What is Freedom Indiana’s goal in the 2016 legislative session?
Freedom Indiana is the statewide grassroots organization that successfully fought a constitutional marriage amendment and sounded the alarm on the economically devastating Indiana Religious Freedom Restoration Act (RFRA).
This session, the group is advocating for legislators to update existing laws against discrimination to include gay and transgender people so no one in Indiana can be fired, denied housing or turned away from public accommodation based on who they are or whom they love.
Why is it necessary to update our civil rights law?
Right now in Indiana, you can legally be fired, denied housing or declined service for being gay or transgender. This omission in our civil rights law became apparent following the enactment of the Indiana Religious Freedom Restoration Act (RFRA) during the 2015 legislative session. Lawmakers later had to “fix” that bill to calm a national and international backlash against our state.
RFRA highlighted that gay and transgender people are not protected under our law, a reality of which many Hoosiers were previously unaware. Following RFRA, a majority of Hoosiers support changing the law to make sure those protections are in place.
What do “sexual orientation” and “gender identity” mean?
“Sexual orientation” is the preferred term used when referring to an individual’s physical and/or emotional attraction to the same and/or opposite gender. “Gay,” “lesbian,” “bisexual” and “straight” are all examples of sexual orientations. A person’s sexual orientation is distinct from a person’s gender identity and expression.
The term “gender identity,” distinct from the term “sexual orientation,” refers to a person’s innate, deeply felt psychological identification as a man, woman or some other gender, which may or may not correspond to the sex assigned to them at birth (e.g., the sex listed on their birth certificate).
Is there any pending legislation that would address the issue?
Lawmakers have proposed several bills this session that could address the issue of legal discrimination against gay and transgender people, including the simplest solution of adding four words and a comma — “sexual orientation, gender identity” — to our existing civil rights law.

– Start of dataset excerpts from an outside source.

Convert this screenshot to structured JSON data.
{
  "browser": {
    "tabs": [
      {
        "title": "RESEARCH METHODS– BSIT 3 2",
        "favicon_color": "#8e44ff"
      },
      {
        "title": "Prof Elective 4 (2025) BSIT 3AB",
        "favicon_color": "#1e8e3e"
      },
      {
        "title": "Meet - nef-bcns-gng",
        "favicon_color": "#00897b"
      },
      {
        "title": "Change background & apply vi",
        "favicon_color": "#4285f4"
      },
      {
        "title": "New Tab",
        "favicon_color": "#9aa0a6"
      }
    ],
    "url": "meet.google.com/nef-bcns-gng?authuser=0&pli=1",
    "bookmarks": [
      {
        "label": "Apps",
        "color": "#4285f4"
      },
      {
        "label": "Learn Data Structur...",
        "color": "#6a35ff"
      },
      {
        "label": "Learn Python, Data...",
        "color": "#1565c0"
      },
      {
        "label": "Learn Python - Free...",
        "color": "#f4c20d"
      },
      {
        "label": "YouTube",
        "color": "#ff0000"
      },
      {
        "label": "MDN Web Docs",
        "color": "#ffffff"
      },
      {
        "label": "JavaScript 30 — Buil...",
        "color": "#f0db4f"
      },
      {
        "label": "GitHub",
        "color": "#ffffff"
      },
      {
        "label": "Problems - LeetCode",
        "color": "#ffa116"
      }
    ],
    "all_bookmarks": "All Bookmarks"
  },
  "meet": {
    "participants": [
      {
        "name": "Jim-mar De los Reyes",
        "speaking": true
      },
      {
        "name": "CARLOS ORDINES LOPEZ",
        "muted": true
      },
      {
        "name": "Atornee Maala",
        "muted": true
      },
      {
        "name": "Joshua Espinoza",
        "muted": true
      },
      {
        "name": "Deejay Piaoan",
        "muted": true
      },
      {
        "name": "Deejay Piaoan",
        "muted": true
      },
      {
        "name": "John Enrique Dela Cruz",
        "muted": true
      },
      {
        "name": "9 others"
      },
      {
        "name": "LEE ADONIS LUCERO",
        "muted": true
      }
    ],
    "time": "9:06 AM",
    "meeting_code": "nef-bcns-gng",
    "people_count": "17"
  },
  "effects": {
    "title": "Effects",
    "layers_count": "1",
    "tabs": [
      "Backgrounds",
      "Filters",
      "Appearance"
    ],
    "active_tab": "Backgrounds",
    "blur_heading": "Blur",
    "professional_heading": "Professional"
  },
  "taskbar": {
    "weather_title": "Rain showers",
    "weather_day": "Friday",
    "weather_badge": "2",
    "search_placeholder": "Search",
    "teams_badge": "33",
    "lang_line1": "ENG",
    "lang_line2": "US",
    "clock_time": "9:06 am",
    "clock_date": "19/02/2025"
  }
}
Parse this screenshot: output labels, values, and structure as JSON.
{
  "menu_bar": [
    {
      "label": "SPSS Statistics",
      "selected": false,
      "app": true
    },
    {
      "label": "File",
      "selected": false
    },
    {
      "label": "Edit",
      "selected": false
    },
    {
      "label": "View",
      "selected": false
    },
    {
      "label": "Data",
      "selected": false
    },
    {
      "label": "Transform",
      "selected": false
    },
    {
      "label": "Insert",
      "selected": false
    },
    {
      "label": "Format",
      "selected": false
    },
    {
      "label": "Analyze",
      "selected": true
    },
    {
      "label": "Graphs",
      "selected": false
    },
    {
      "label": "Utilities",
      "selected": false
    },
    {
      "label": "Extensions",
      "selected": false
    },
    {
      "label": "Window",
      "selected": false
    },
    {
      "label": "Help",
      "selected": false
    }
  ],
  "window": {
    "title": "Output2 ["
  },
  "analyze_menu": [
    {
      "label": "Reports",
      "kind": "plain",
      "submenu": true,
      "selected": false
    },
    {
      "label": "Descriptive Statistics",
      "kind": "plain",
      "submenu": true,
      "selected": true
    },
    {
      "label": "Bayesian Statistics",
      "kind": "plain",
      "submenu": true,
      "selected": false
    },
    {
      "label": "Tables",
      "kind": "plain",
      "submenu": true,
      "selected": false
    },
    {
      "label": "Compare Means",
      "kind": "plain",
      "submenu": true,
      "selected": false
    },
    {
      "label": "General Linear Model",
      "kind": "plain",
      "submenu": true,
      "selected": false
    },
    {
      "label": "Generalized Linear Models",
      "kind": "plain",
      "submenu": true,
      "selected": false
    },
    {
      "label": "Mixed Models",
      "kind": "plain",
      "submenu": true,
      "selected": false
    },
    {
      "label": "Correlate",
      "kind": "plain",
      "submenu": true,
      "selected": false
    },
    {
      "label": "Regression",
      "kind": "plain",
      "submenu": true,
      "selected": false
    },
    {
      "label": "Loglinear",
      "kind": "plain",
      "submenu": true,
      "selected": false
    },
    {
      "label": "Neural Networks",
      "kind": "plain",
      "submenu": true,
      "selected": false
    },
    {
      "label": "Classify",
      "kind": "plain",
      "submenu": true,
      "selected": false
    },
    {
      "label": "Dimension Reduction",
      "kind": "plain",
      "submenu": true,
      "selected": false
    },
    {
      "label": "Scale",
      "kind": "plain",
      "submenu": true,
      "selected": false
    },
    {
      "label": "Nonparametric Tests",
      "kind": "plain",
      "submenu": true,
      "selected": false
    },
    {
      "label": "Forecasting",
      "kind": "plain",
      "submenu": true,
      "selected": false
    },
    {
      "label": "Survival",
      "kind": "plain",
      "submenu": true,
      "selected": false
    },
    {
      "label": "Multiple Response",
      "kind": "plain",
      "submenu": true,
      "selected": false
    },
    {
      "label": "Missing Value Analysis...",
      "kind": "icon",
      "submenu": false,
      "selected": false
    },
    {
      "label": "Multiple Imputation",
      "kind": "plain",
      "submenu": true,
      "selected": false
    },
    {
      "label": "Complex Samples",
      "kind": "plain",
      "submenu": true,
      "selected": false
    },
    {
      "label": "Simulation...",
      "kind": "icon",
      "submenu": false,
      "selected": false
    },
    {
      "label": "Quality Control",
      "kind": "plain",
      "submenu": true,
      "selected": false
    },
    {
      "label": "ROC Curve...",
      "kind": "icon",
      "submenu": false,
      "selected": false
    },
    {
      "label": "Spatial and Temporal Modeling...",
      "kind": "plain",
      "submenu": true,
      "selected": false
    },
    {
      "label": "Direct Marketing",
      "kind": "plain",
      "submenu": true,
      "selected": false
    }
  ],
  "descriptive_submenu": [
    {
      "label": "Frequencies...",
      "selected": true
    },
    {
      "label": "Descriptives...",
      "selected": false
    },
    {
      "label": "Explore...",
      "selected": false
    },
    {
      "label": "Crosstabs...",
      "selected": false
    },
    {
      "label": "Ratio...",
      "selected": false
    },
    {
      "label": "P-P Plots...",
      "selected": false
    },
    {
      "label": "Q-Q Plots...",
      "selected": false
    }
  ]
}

Unfortunately, some of these proposals fail to provide actual protections for gay and transgender people. After all of the economic and reputational harm that our state suffered during the RFRA fight, the last thing we want to do is create RFRA 2.0, a situation where Indiana is back in the national spotlight for treating LGBT people as second-class citizens.
We need to work hard to make sure lawmakers pass a good bill that protects gay and transgender people from legal discrimination in our state.
Should lawmakers consider a bill that includes sexual orientation but not gender identity?
No. Hoosiers have been clear that they believe gay and transgender people should be protected under our civil rights law, and we view any legislation that omits transgender people as an attempt to license discrimination against transgender people. Our state can and must be open, safe and welcoming to all.
How do we balance religious freedom and civil rights?
There are strong protections for religious freedom in place both in the Indiana and U.S. Constitutions. For decades, Americans and Hoosiers have enacted civil rights laws to protect individuals and groups from discrimination based upon who they are. Each time we have added civil rights protections to our laws, we have rejected exceptions to those protections that would defeat the very purpose of the protections. If you are open for business, you should be open to everyone regardless of race, religion, color, sex, disability, national origin, ancestry, sexual orientation, gender identity or veteran status.
What can supporters do to help?
This is a short legislative session that ends in mid-March, and we have to make sure that lawmakers hear what we know the majority of Hoosiers believe: our state civil rights law must be updated to include protections against discrimination for gay and transgender people. The time to make this change is this year, and while we welcome a conversation with lawmakers to help them further understand the issue, doing nothing is not an option.